Agnes Kuebler (Penasihat tentang topik rasisme dan antisemitisme Gereja Evangelis negara bagian Baden-Wuerttemberg) berbicara tentang banyak hal mengenai perpolitikan di Jerman, tentang sikap politik di Jerman, misalnya ekstremis sayap kanan telah meningkat tajam dan bergerak lebih jauh ke pusat, sebagian dari pusat menjauhkan diri dari demokrasi, sebagian menjadi radikal, sikap misantropik meningkat, manajemen krisis berjalan seiring dengan sikap yang membahayakan demokrasi.
Bagi saya sendiri hal ini sangat-sangat menarik karena bisa belajar tentang politik di Jerman lewat penjelasan langsung dari pakarnya.

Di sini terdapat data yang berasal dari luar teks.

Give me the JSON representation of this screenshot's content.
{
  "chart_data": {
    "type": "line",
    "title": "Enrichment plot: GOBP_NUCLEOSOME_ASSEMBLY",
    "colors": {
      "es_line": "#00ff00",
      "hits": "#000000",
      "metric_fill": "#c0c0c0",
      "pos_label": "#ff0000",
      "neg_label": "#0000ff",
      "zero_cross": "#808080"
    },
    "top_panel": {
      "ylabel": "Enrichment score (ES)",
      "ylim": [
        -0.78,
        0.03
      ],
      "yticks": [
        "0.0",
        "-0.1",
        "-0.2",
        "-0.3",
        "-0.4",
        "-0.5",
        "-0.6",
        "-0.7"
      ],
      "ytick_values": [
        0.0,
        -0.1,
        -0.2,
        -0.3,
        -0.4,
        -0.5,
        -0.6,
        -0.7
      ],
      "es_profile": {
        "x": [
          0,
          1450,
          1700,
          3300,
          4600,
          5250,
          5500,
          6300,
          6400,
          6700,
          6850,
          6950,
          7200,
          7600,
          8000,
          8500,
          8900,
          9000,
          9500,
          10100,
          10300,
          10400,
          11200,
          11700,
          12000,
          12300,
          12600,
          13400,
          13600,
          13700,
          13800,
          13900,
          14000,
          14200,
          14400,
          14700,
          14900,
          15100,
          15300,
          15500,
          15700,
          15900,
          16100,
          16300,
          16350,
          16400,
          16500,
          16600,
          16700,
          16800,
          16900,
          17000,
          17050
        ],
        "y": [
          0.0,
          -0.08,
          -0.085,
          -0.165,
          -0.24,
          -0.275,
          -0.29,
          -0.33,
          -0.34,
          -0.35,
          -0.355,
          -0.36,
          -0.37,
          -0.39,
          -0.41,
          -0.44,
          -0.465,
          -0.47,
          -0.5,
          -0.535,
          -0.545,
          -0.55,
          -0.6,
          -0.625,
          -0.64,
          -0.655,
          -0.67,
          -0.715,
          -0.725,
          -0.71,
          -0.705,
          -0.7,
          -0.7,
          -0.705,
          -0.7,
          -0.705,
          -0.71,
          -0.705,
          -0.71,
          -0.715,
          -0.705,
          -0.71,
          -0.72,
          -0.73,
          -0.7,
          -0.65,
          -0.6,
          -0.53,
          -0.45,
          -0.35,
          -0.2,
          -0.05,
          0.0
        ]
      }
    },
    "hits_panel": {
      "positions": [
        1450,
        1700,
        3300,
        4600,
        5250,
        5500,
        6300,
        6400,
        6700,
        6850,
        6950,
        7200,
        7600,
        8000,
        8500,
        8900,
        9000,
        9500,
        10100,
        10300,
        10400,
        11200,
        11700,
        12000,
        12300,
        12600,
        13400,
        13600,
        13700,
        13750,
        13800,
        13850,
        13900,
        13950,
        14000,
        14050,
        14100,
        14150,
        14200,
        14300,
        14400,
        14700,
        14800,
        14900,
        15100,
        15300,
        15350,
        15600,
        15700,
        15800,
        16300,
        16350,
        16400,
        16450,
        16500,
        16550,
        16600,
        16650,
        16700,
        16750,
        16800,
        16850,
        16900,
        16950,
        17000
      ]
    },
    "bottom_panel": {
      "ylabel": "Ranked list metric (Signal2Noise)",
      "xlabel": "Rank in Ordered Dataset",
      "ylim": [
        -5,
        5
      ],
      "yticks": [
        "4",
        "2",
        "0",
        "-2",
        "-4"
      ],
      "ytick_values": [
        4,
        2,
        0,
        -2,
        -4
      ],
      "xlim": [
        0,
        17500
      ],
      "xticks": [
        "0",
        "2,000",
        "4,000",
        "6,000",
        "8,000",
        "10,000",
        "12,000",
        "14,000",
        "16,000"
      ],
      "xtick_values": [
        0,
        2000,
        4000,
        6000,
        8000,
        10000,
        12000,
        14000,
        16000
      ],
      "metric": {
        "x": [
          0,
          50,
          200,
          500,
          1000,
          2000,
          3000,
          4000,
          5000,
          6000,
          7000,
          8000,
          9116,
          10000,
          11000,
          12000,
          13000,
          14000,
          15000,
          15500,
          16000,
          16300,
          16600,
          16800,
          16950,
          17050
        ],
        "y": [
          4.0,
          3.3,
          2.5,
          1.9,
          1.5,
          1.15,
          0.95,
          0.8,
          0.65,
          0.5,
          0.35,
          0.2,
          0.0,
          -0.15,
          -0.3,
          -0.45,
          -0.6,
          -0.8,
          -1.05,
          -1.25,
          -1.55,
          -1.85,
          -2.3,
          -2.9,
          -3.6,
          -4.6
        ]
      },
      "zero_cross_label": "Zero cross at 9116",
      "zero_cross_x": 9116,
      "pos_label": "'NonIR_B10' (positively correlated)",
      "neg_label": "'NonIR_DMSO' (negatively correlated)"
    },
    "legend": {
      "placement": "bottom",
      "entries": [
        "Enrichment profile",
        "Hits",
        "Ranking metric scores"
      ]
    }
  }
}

Setelah pemaparan materi disusul dengan makan siang yang disiapkan oleh PERKI Stuttgart (Komunitas Kristen Oikumene Indonesia di Stuttgart). Â
Di atas meja terhidang sup jagung, rendang, sate ayam bumbu kacang, bihun goreng, sayur cap-cae, dan tentu saja nasi. Hidangan prasmanan ini disambut dengan sangat gembira oleh seluruh peserta dari berbagai negara, apalagi banyak dari mereka yang sudah pernah di berkunjung atau tinggal di Indonesia. Lauk-pauk ini menjawab doa dan kerinduan mereka atas negeri kita.
Setelah acara makan siang selesai, acara dilanjutkan dengan diskusi mengenai tanggapan atau reaksi yang tepat bagi populisme sayap kanan saat ini, pesan populisme sayap kanan apa yang dapat direfleksikan oleh gereja (refleksi kritis bagi diri sendiri), dan apa yang harus dilakukan dalam misi kepelayanan, termasuk pertanyaan-pertanyaan lain yang sedang berlangsung di antara gereja-gereja mengenai sayap kanan.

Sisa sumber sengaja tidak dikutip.